What can move, and what cannot

Working in Australia means adaptation is part of the job, but Miguel is careful about where he draws the line.

“For me, the most important thing is protecting the identity of the dish,” he says.

Some supporting ingredients can shift. Some garnishes can change. But once the flavour structure, texture, technique or meaning starts to disappear, he believes the dish stops being itself. At that point, he would rather take it off the menu than serve a weakened version of it.

That same discipline shapes the way he talks about flavour. He believes chefs outside the cuisine often underestimate balance, focusing too hard on chilli and missing the wider structure that makes Mexican food work. Heat is not the point. The real work is in layering tension between acidity, bitterness, sweetness, fat, aroma and texture.

And then there is salt.

“Salt is an ingredient that every single chef needs to understand and is not negotiable,” he says. “Salt can stand up or destroy all the work.”

He makes a similarly strong point about sauces. In Mexican cooking, they are not there to decorate or cover. They are identity. They are memory. A salsa, mole or adobo is not an extra. It completes the dish.

Standards before service

That thinking carries straight into the kitchen culture Miguel wants to build.
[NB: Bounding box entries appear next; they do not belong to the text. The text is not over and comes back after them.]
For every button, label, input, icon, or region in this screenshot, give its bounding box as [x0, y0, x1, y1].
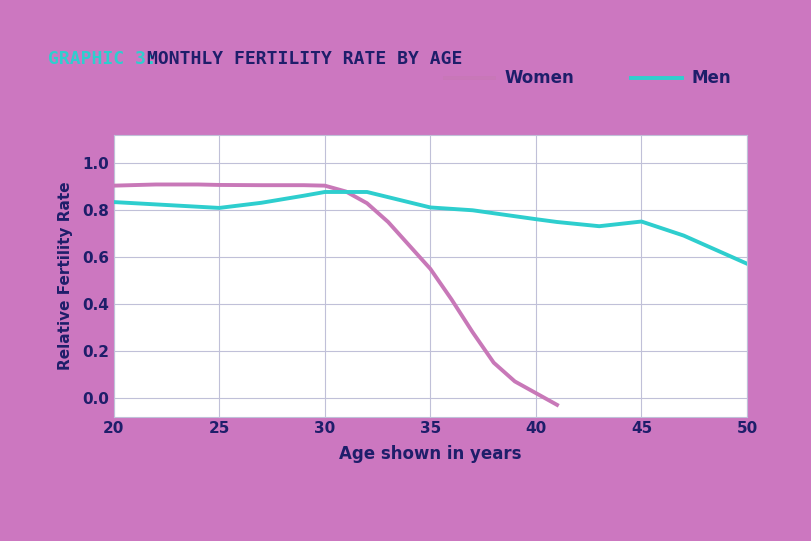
X-axis label: Age shown in years: Age shown in years	[339, 445, 521, 463]
Text: GRAPHIC 3:: GRAPHIC 3:	[48, 50, 157, 68]
Text: MONTHLY FERTILITY RATE BY AGE: MONTHLY FERTILITY RATE BY AGE	[146, 50, 461, 68]
Text: Men: Men	[691, 69, 731, 88]
Text: Women: Women	[504, 69, 573, 88]
Y-axis label: Relative Fertility Rate: Relative Fertility Rate	[58, 182, 73, 370]
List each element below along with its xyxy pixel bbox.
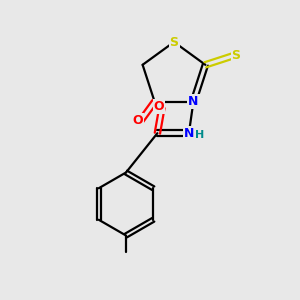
Text: S: S [232, 50, 241, 62]
Text: N: N [188, 95, 199, 108]
Text: H: H [195, 130, 204, 140]
Text: S: S [169, 35, 178, 49]
Text: O: O [133, 114, 143, 127]
Text: N: N [184, 127, 194, 140]
Text: O: O [154, 100, 164, 113]
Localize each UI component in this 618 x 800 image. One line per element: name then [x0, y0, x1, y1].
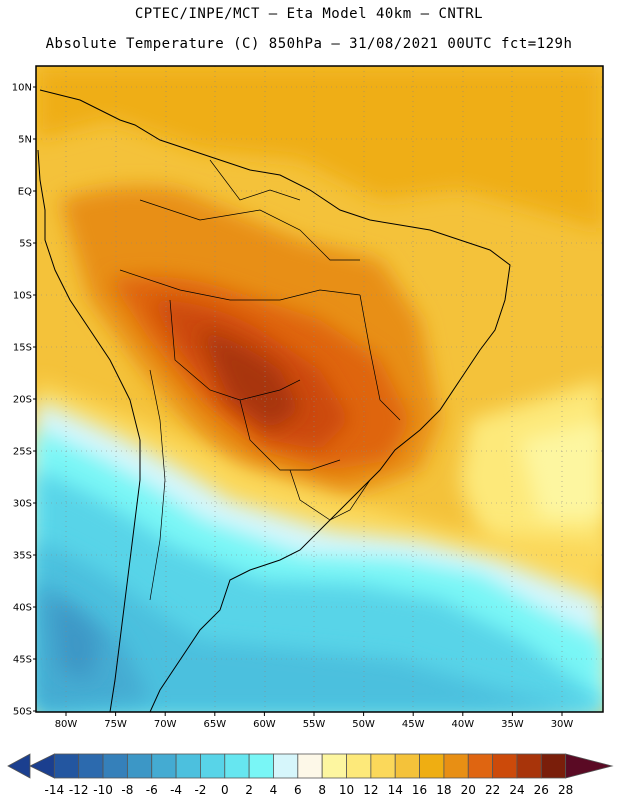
latitude-labels: 10N 5N EQ 5S 10S 15S 20S 25S 30S 35S 40S 45S 50S	[12, 83, 36, 718]
lon-label: 45W	[402, 719, 425, 730]
map-frame	[35, 65, 604, 713]
coastline	[37, 89, 511, 712]
colorbar-label: -14	[45, 783, 65, 797]
colorbar-label: 24	[509, 783, 524, 797]
colorbar-label: 10	[339, 783, 354, 797]
lat-label: 25S	[13, 447, 32, 458]
lat-label: 5N	[18, 135, 32, 146]
colorbar-cell	[346, 753, 372, 779]
colorbar-label: 22	[485, 783, 500, 797]
lon-label: 35W	[501, 719, 524, 730]
lat-label: 35S	[13, 551, 32, 562]
chart-title-line-2: Absolute Temperature (C) 850hPa – 31/08/…	[45, 36, 573, 52]
lon-label: 75W	[104, 719, 127, 730]
colorbar-cell	[540, 753, 567, 779]
colorbar: -14 -12 -10 -8 -6 -4 -2 0 2 4 6 8 10 12 14 16 18 20 22 24 26…	[7, 753, 614, 797]
colorbar-cell	[370, 753, 396, 779]
lat-label: 30S	[13, 499, 32, 510]
colorbar-label: 0	[221, 783, 229, 797]
colorbar-cell	[7, 753, 31, 779]
colorbar-cell	[516, 753, 542, 779]
colorbar-label: 8	[318, 783, 326, 797]
colorbar-cell	[78, 753, 104, 779]
colorbar-cell	[224, 753, 250, 779]
colorbar-label: 14	[388, 783, 403, 797]
lat-label: 5S	[19, 239, 32, 250]
colorbar-cell	[175, 753, 201, 779]
lon-label: 65W	[203, 719, 226, 730]
lon-label: 30W	[551, 719, 574, 730]
colorbar-cell	[394, 753, 420, 779]
lat-label: 10S	[13, 291, 32, 302]
lon-label: 80W	[55, 719, 78, 730]
longitude-labels: 80W 75W 70W 65W 60W 55W 50W 45W 40W 35W 30W	[55, 712, 574, 730]
colorbar-cell	[151, 753, 177, 779]
colorbar-label: 6	[294, 783, 302, 797]
colorbar-label: 2	[245, 783, 253, 797]
lon-label: 50W	[352, 719, 375, 730]
lat-label: EQ	[18, 187, 32, 198]
colorbar-cell	[248, 753, 274, 779]
colorbar-label: 20	[461, 783, 476, 797]
colorbar-label: 16	[412, 783, 427, 797]
lat-label: 40S	[13, 603, 32, 614]
colorbar-cell	[492, 753, 518, 779]
lon-label: 40W	[451, 719, 474, 730]
colorbar-cell	[419, 753, 445, 779]
colorbar-label: -6	[146, 783, 158, 797]
lat-label: 15S	[13, 343, 32, 354]
colorbar-cell	[321, 753, 347, 779]
colorbar-label: 26	[534, 783, 549, 797]
colorbar-label: -12	[69, 783, 89, 797]
chart-title-line-1: CPTEC/INPE/MCT – Eta Model 40km – CNTRL	[134, 6, 484, 22]
lat-label: 20S	[13, 395, 32, 406]
colorbar-label: 28	[558, 783, 573, 797]
colorbar-label: -2	[194, 783, 206, 797]
colorbar-cell	[297, 753, 323, 779]
colorbar-cell	[273, 753, 299, 779]
colorbar-cell	[443, 753, 469, 779]
colorbar-label: -10	[93, 783, 113, 797]
lon-label: 70W	[154, 719, 177, 730]
colorbar-label: -4	[170, 783, 182, 797]
colorbar-label: 4	[270, 783, 278, 797]
colorbar-cell	[126, 753, 153, 779]
colorbar-label: -8	[121, 783, 133, 797]
colorbar-cell	[200, 753, 226, 779]
lat-label: 10N	[12, 83, 32, 94]
colorbar-cell	[102, 753, 128, 779]
temperature-field	[36, 66, 603, 712]
colorbar-label: 12	[363, 783, 378, 797]
colorbar-cell	[53, 753, 80, 779]
lat-label: 50S	[13, 707, 32, 718]
country-borders	[119, 159, 401, 601]
colorbar-arrow-right	[565, 753, 614, 779]
lat-label: 45S	[13, 655, 32, 666]
lon-label: 60W	[253, 719, 276, 730]
colorbar-arrow-left	[29, 753, 55, 779]
colorbar-label: 18	[436, 783, 451, 797]
colorbar-cell	[467, 753, 494, 779]
lon-label: 55W	[303, 719, 326, 730]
“It takes discipline, systems and a team that understands that service starts in prep,” he says.

He is direct about what that means. Recipes need to be respected. Prep has to be organised. The team needs to understand not just what to do, but why it matters. In this kind of cooking, small lapses do not stay small for long. If the mise en place is weak or the sauces are off, service will expose it immediately.

That discipline seems to have sharpened as the restaurant has evolved. Miguel says he is now clearer and more confident in expressing what Maíz y Cacao stands for. At the start, some of the work was simply survival: learning the market, building the team and finding rhythm. Over time, the vision has become more focused.

The restaurant is not trying to be broadly Mexican. It is trying to represent a deeper and less recognised side of the cuisine with more clarity.

Cooking with responsibility

Miguel feels the weight of that every time a guest sits down to one of these dishes for the first time.

“Yes, absolutely. I feel both pride and responsibility,” he says. “When you know that for some guests this may be their first real encounter with these dishes, you understand that their impression matters.”

That pressure is part of the job. He wants people to leave with a broader understanding of what Mexican cuisine can be, and he wants the restaurant to help create more room in Melbourne for regional cooking, stronger representation and deeper curiosity.

If Maíz y Cacao can help shift perception even a little, that will matter. Not because it proves a point, but because it opens the door to a more complete understanding of a cuisine that has too often been simplified before it was ever truly heard.